Make Heroine ga Oosugiru! LN - Volume 3 Chapter 2
Jeda:
Jalan Rendezvous
DI UJUNG TIMUR TSUWABUKI TERDAPAT SEBUAH JALUR KESEPIAN yang dipenuhi pepohonan tulip. Di sana, di bawah dahan-dahan besar mereka, dua gadis berdiri di sisi berlawanan dari sebuah batang pohon, saling membelakangi.
Festival Tsuwabuki berjalan lancar, Senpai. Klub sastra sudah menyelesaikan proyek mereka, dan formulir reservasi kelas sudah disetujui. Dia baik-baik saja.
Salah satu dari mereka mengenakan lencana yang menunjukkan dirinya sebagai siswa tahun pertama. Rambutnya tergerai bergelombang hingga melewati bahu, dan sosoknya menjadi objek imajinasi banyak anak muda. Ia mengunyah sebatang cokelat Black Thunder sambil menunjukkan foto di ponselnya kepada gadis yang satunya.
Gadis itu meliriknya sekilas melalui kacamatanya. Ia anak kelas tiga. Dua kuncir rambutnya berkibar ke belakang saat ia menyampirkan tas kecil seukuran telapak tangan di bahunya. “Lega rasanya mendengarnya. Ini untukmu.”
Keripik kentang. Rasa ayam goreng. Spesialisasi Toyohashi.
Siswi kelas satu langsung menerima dan mulai mengunyah. “Juga, aku menghubungi teman sekelasku untuk melihat bagaimana dia bergaul di luar klub.” Siswi berkacamata mengeluarkan sekantong lagi. Kali ini, rasanya barbekyu. “Setiap istirahat, dia pergi dan kembali tepat saat bel berbunyi. Dia tidak berbicara dengan siapa pun, tidak berpasangan dengan siapa pun saat pelajaran olahraga. Atau begitulah yang mereka katakan.”
“Kupikir juga begitu. Kenyataan memang menyakitkan.”
“Tapi saya dengar itu berubah semester ini.”
“Oh?” Sekantong lagi. Mentega asin.
Anak kelas satu menghabiskan keripik barbekyunya dan langsung menyantapnya. “Dia masih menghilang di sela-sela menstruasi,” katanya, “tapi sekarang mereka bilang dia kembali dalam suasana hati yang lebih baik daripada saat pergi.”
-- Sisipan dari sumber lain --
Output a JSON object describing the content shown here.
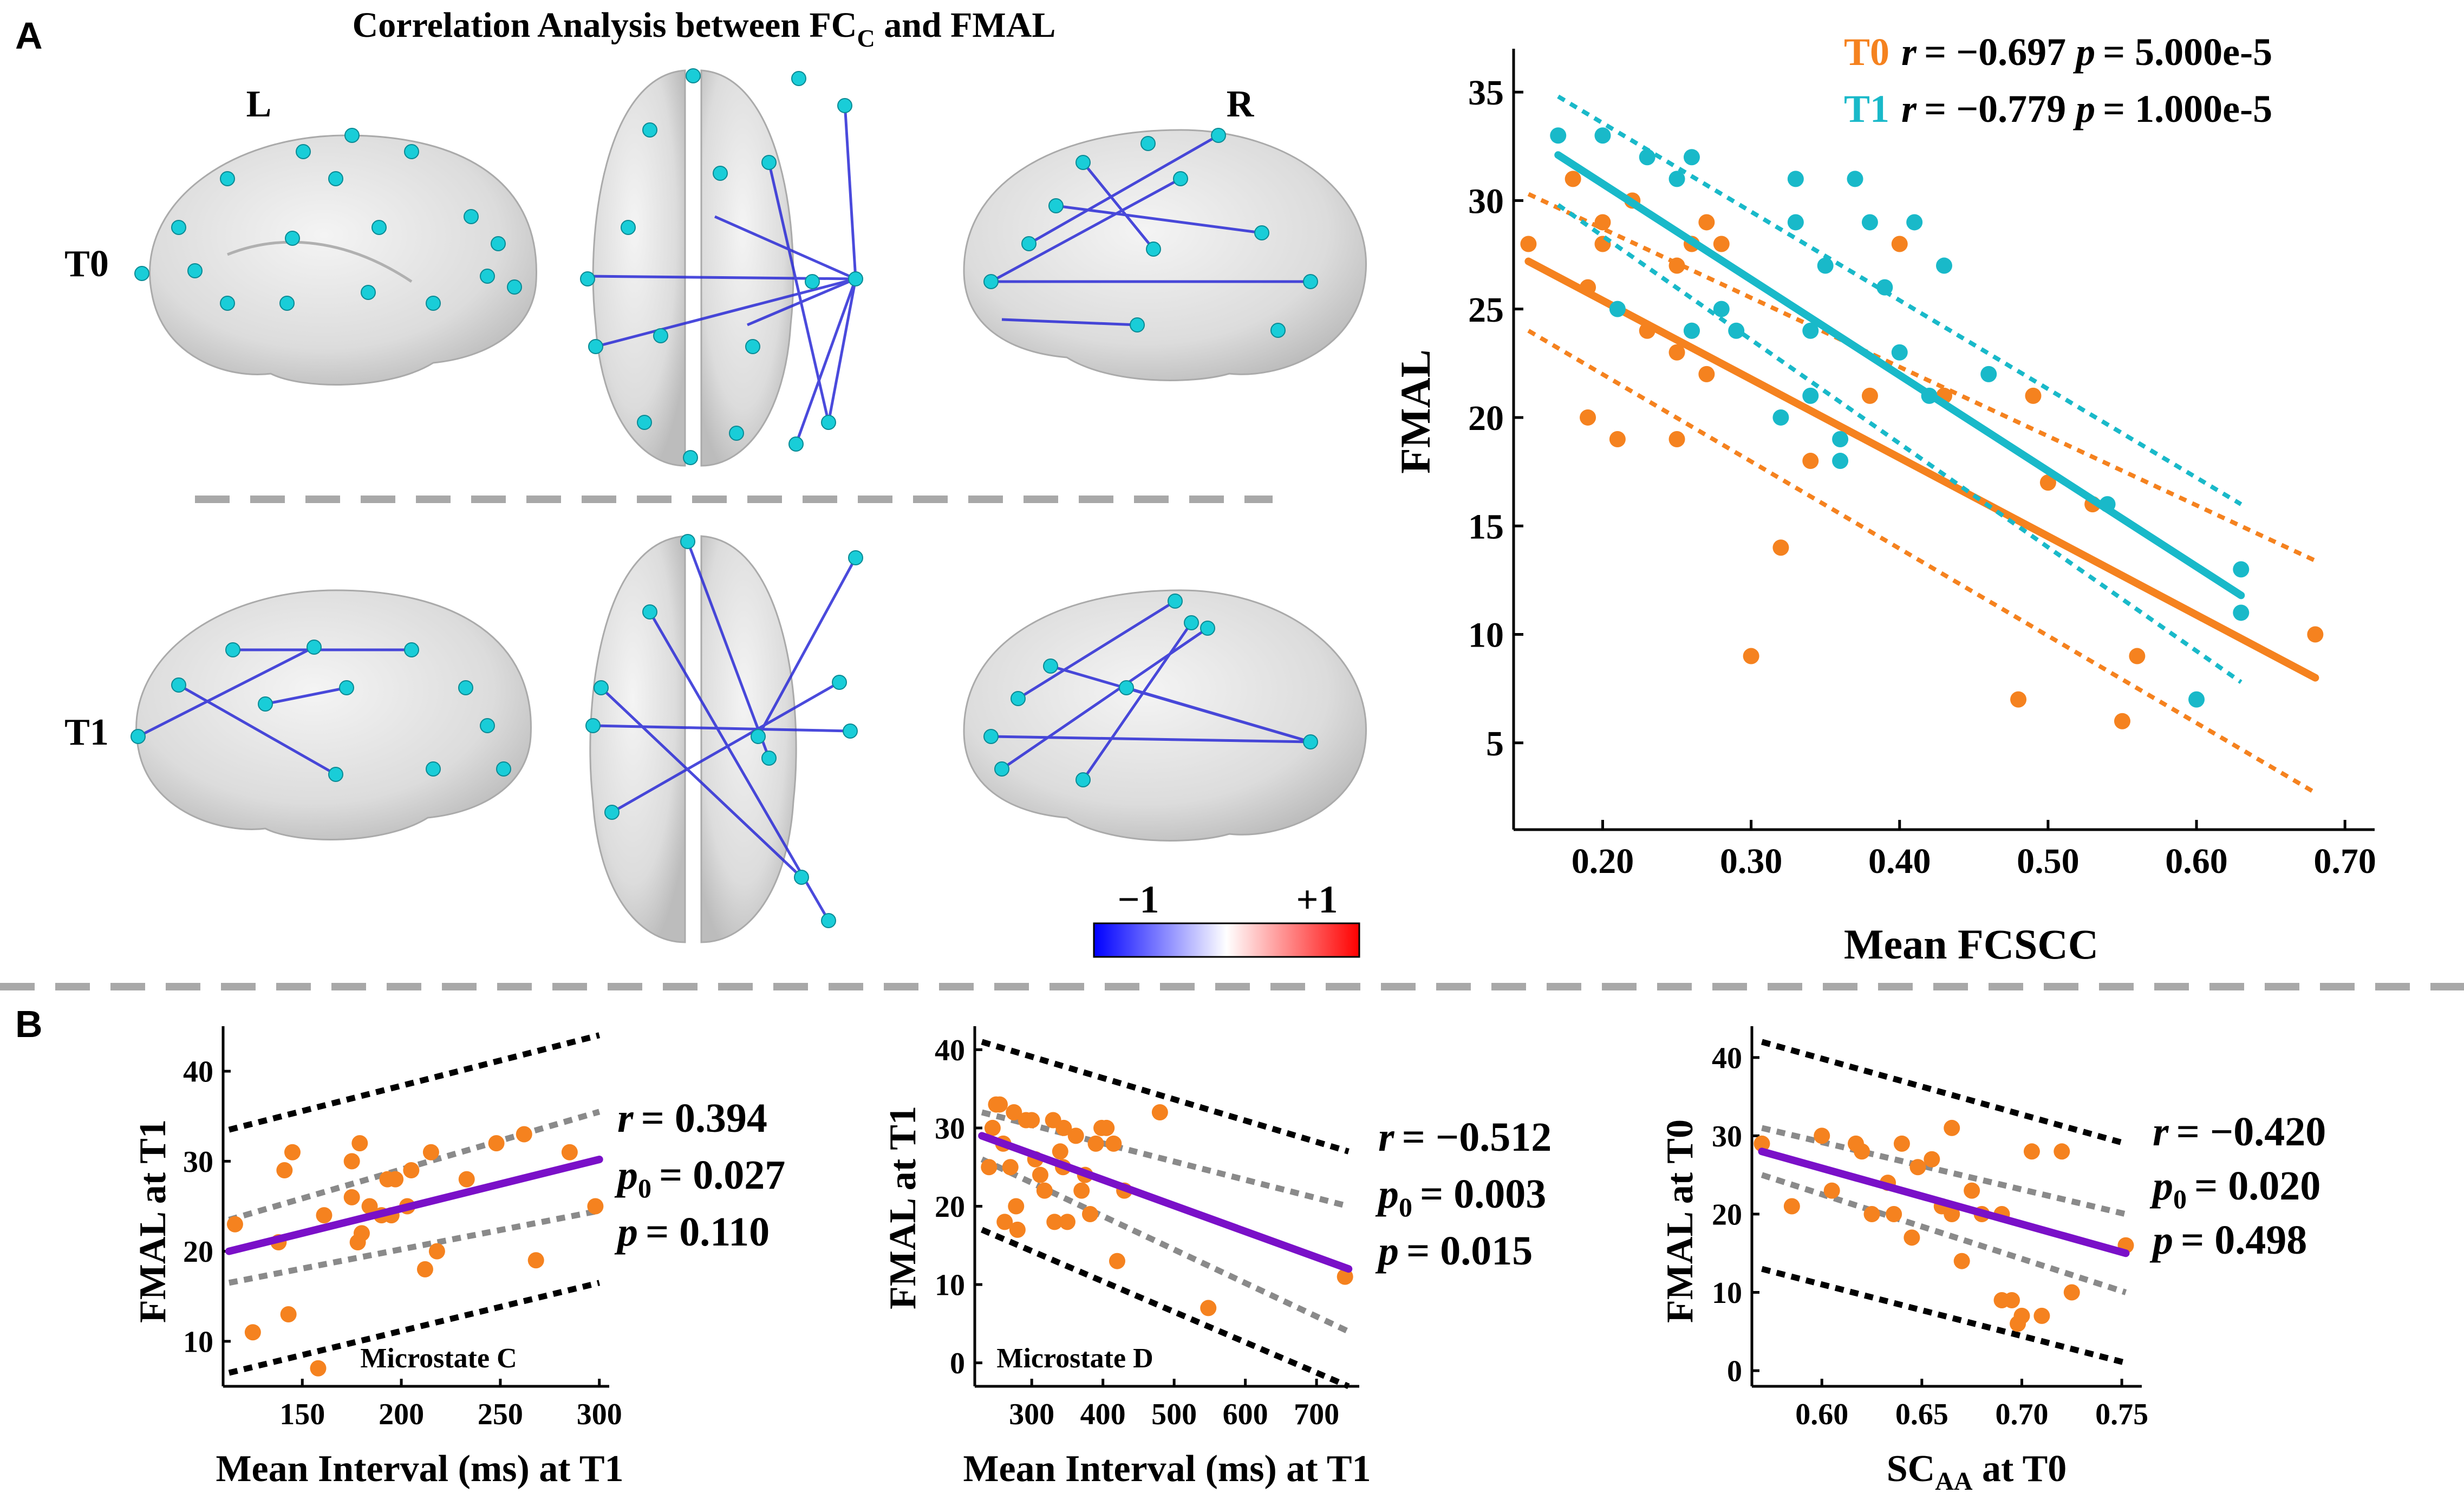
{
  "panel_a": {
    "label": "A",
    "title_main": "Correlation Analysis between FC",
    "title_sub": "C",
    "title_end": " and FMAL",
    "left_label": "L",
    "right_label": "R",
    "row_t0": "T0",
    "row_t1": "T1",
    "colorbar": {
      "min_label": "−1",
      "max_label": "+1",
      "colors": [
        "#0000ff",
        "#ffffff",
        "#ff0000"
      ]
    }
  },
  "panel_b_label": "B",
  "chart_data": [
    {
      "type": "scatter",
      "panel": "A-right",
      "title": "",
      "xlabel": "Mean FCSCC",
      "ylabel": "FMAL",
      "xlim": [
        0.14,
        0.72
      ],
      "ylim": [
        1,
        37
      ],
      "xticks": [
        0.2,
        0.3,
        0.4,
        0.5,
        0.6,
        0.7
      ],
      "xtick_labels": [
        "0.20",
        "0.30",
        "0.40",
        "0.50",
        "0.60",
        "0.70"
      ],
      "yticks": [
        5,
        10,
        15,
        20,
        25,
        30,
        35
      ],
      "ytick_labels": [
        "5",
        "10",
        "15",
        "20",
        "25",
        "30",
        "35"
      ],
      "series": [
        {
          "name": "T0",
          "color": "#f5821f",
          "stats": {
            "r_prefix": "r",
            "r": "= −0.697",
            "p_prefix": "p",
            "p": "= 5.000e-5"
          },
          "fit": {
            "x": [
              0.15,
              0.68
            ],
            "y": [
              27.2,
              8.0
            ]
          },
          "ci_upper": {
            "x": [
              0.15,
              0.68
            ],
            "y": [
              30.3,
              13.4
            ]
          },
          "ci_lower": {
            "x": [
              0.15,
              0.68
            ],
            "y": [
              24.0,
              2.7
            ]
          },
          "x": [
            0.15,
            0.18,
            0.19,
            0.19,
            0.2,
            0.2,
            0.21,
            0.22,
            0.23,
            0.25,
            0.25,
            0.25,
            0.26,
            0.26,
            0.27,
            0.27,
            0.28,
            0.3,
            0.32,
            0.34,
            0.38,
            0.4,
            0.43,
            0.48,
            0.49,
            0.5,
            0.53,
            0.55,
            0.56,
            0.68
          ],
          "y": [
            28,
            31,
            26,
            20,
            28,
            29,
            19,
            30,
            24,
            19,
            27,
            23,
            24,
            28,
            29,
            22,
            28,
            9,
            14,
            18,
            21,
            28,
            21,
            7,
            21,
            17,
            16,
            6,
            9,
            10
          ]
        },
        {
          "name": "T1",
          "color": "#19b9c9",
          "stats": {
            "r_prefix": "r",
            "r": "= −0.779",
            "p_prefix": "p",
            "p": "= 1.000e-5"
          },
          "fit": {
            "x": [
              0.17,
              0.63
            ],
            "y": [
              32.1,
              11.8
            ]
          },
          "ci_upper": {
            "x": [
              0.17,
              0.63
            ],
            "y": [
              34.8,
              16.0
            ]
          },
          "ci_lower": {
            "x": [
              0.17,
              0.63
            ],
            "y": [
              29.8,
              7.8
            ]
          },
          "x": [
            0.17,
            0.2,
            0.21,
            0.23,
            0.25,
            0.26,
            0.26,
            0.28,
            0.29,
            0.32,
            0.33,
            0.33,
            0.34,
            0.34,
            0.35,
            0.36,
            0.36,
            0.37,
            0.38,
            0.39,
            0.4,
            0.41,
            0.42,
            0.43,
            0.46,
            0.54,
            0.6,
            0.63,
            0.63
          ],
          "y": [
            33,
            33,
            25,
            32,
            31,
            32,
            24,
            25,
            24,
            20,
            29,
            31,
            24,
            21,
            27,
            19,
            18,
            31,
            29,
            26,
            23,
            29,
            21,
            27,
            22,
            16,
            7,
            13,
            11
          ]
        }
      ]
    },
    {
      "type": "scatter",
      "panel": "B-1",
      "annotation": "Microstate C",
      "xlabel": "Mean Interval (ms) at T1",
      "ylabel": "FMAL at T1",
      "xlim": [
        110,
        305
      ],
      "ylim": [
        5,
        45
      ],
      "xticks": [
        150,
        200,
        250,
        300
      ],
      "xtick_labels": [
        "150",
        "200",
        "250",
        "300"
      ],
      "yticks": [
        10,
        20,
        30,
        40
      ],
      "ytick_labels": [
        "10",
        "20",
        "30",
        "40"
      ],
      "stats": {
        "r_label": "r",
        "r": "= 0.394",
        "p0_label": "p",
        "p0_sub": "0",
        "p0": "= 0.027",
        "p_label": "p",
        "p": "= 0.110"
      },
      "point_color": "#f5821f",
      "fit_color": "#7a10c8",
      "fit": {
        "x": [
          113,
          300
        ],
        "y": [
          20,
          30.2
        ]
      },
      "ci_inner_upper": {
        "x": [
          113,
          300
        ],
        "y": [
          23.5,
          35.5
        ]
      },
      "ci_inner_lower": {
        "x": [
          113,
          300
        ],
        "y": [
          16.5,
          24.5
        ]
      },
      "ci_outer_upper": {
        "x": [
          113,
          300
        ],
        "y": [
          33.5,
          44
        ]
      },
      "ci_outer_lower": {
        "x": [
          113,
          300
        ],
        "y": [
          6.5,
          16.5
        ]
      },
      "x": [
        116,
        125,
        138,
        141,
        143,
        145,
        158,
        161,
        175,
        175,
        178,
        179,
        180,
        184,
        190,
        193,
        195,
        197,
        203,
        205,
        212,
        215,
        218,
        233,
        248,
        262,
        268,
        285,
        298
      ],
      "y": [
        23,
        11,
        21,
        29,
        13,
        31,
        7,
        24,
        30,
        26,
        21,
        32,
        22,
        25,
        24,
        28,
        24,
        28,
        25,
        29,
        18,
        31,
        20,
        28,
        32,
        33,
        19,
        31,
        25
      ]
    },
    {
      "type": "scatter",
      "panel": "B-2",
      "annotation": "Microstate D",
      "xlabel": "Mean Interval (ms) at T1",
      "ylabel": "FMAL at T1",
      "xlim": [
        220,
        760
      ],
      "ylim": [
        -3,
        43
      ],
      "xticks": [
        300,
        400,
        500,
        600,
        700
      ],
      "xtick_labels": [
        "300",
        "400",
        "500",
        "600",
        "700"
      ],
      "yticks": [
        0,
        10,
        20,
        30,
        40
      ],
      "ytick_labels": [
        "0",
        "10",
        "20",
        "30",
        "40"
      ],
      "stats": {
        "r_label": "r",
        "r": "= −0.512",
        "p0_label": "p",
        "p0_sub": "0",
        "p0": "= 0.003",
        "p_label": "p",
        "p": "= 0.015"
      },
      "point_color": "#f5821f",
      "fit_color": "#7a10c8",
      "fit": {
        "x": [
          230,
          745
        ],
        "y": [
          29,
          12
        ]
      },
      "ci_inner_upper": {
        "x": [
          230,
          745
        ],
        "y": [
          32,
          20
        ]
      },
      "ci_inner_lower": {
        "x": [
          230,
          745
        ],
        "y": [
          26,
          4
        ]
      },
      "ci_outer_upper": {
        "x": [
          230,
          745
        ],
        "y": [
          41,
          27
        ]
      },
      "ci_outer_lower": {
        "x": [
          230,
          745
        ],
        "y": [
          17,
          -3
        ]
      },
      "x": [
        240,
        245,
        250,
        255,
        260,
        262,
        270,
        275,
        278,
        280,
        292,
        300,
        305,
        312,
        318,
        330,
        332,
        340,
        344,
        345,
        350,
        362,
        370,
        375,
        382,
        390,
        398,
        405,
        415,
        420,
        430,
        480,
        548,
        740
      ],
      "y": [
        25,
        30,
        33,
        33,
        28,
        18,
        25,
        32,
        20,
        17,
        31,
        31,
        26,
        24,
        22,
        31,
        18,
        27,
        25,
        30,
        18,
        29,
        22,
        24,
        19,
        28,
        30,
        30,
        28,
        13,
        22,
        32,
        7,
        11
      ]
    },
    {
      "type": "scatter",
      "panel": "B-3",
      "xlabel_main": "SC",
      "xlabel_sub": "AA",
      "xlabel_end": " at T0",
      "ylabel": "FMAL at T0",
      "xlim": [
        0.565,
        0.76
      ],
      "ylim": [
        -2,
        44
      ],
      "xticks": [
        0.6,
        0.65,
        0.7,
        0.75
      ],
      "xtick_labels": [
        "0.60",
        "0.65",
        "0.70",
        "0.75"
      ],
      "yticks": [
        0,
        10,
        20,
        30,
        40
      ],
      "ytick_labels": [
        "0",
        "10",
        "20",
        "30",
        "40"
      ],
      "stats": {
        "r_label": "r",
        "r": "= −0.420",
        "p0_label": "p",
        "p0_sub": "0",
        "p0": "= 0.020",
        "p_label": "p",
        "p": "= 0.498"
      },
      "point_color": "#f5821f",
      "fit_color": "#7a10c8",
      "fit": {
        "x": [
          0.57,
          0.752
        ],
        "y": [
          28,
          15
        ]
      },
      "ci_inner_upper": {
        "x": [
          0.57,
          0.752
        ],
        "y": [
          31,
          20
        ]
      },
      "ci_inner_lower": {
        "x": [
          0.57,
          0.752
        ],
        "y": [
          25,
          10
        ]
      },
      "ci_outer_upper": {
        "x": [
          0.57,
          0.752
        ],
        "y": [
          42,
          29
        ]
      },
      "ci_outer_lower": {
        "x": [
          0.57,
          0.752
        ],
        "y": [
          13,
          1
        ]
      },
      "x": [
        0.57,
        0.585,
        0.6,
        0.605,
        0.617,
        0.62,
        0.625,
        0.633,
        0.636,
        0.64,
        0.645,
        0.648,
        0.655,
        0.66,
        0.665,
        0.665,
        0.67,
        0.675,
        0.68,
        0.69,
        0.69,
        0.695,
        0.698,
        0.7,
        0.705,
        0.71,
        0.72,
        0.725,
        0.752
      ],
      "y": [
        29,
        21,
        30,
        23,
        29,
        28,
        20,
        24,
        20,
        29,
        17,
        26,
        27,
        21,
        31,
        20,
        14,
        23,
        20,
        9,
        20,
        9,
        6,
        7,
        28,
        7,
        28,
        10,
        16
      ]
    }
  ]
}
Gadis berkacamata itu memikirkannya sejenak. Apa maksudnya?
Akhirnya, dia mengangguk. “Kerja samamu sangat dihargai. Aku akan menyiapkan sesuatu yang spesial untukmu lain kali.”
“Beruntungnya aku. Sampai saat itu.” Si siswa tahun pertama dengan acuh tak acuh dan tanpa disadari pamit pergi.
Gadis berkacamata itu tetap tinggal. Sehelai daun kecil berbentuk palem berkibar hingga ke kakinya. Ia meraihnya, mengangkatnya, dan menatap langit melalui urat-urat daun yang tembus cahaya dan saling bersilangan.
Hanya sepuluh hari lagi menuju festival. Keyakinannya padanya harus bertahan sampai saat itu.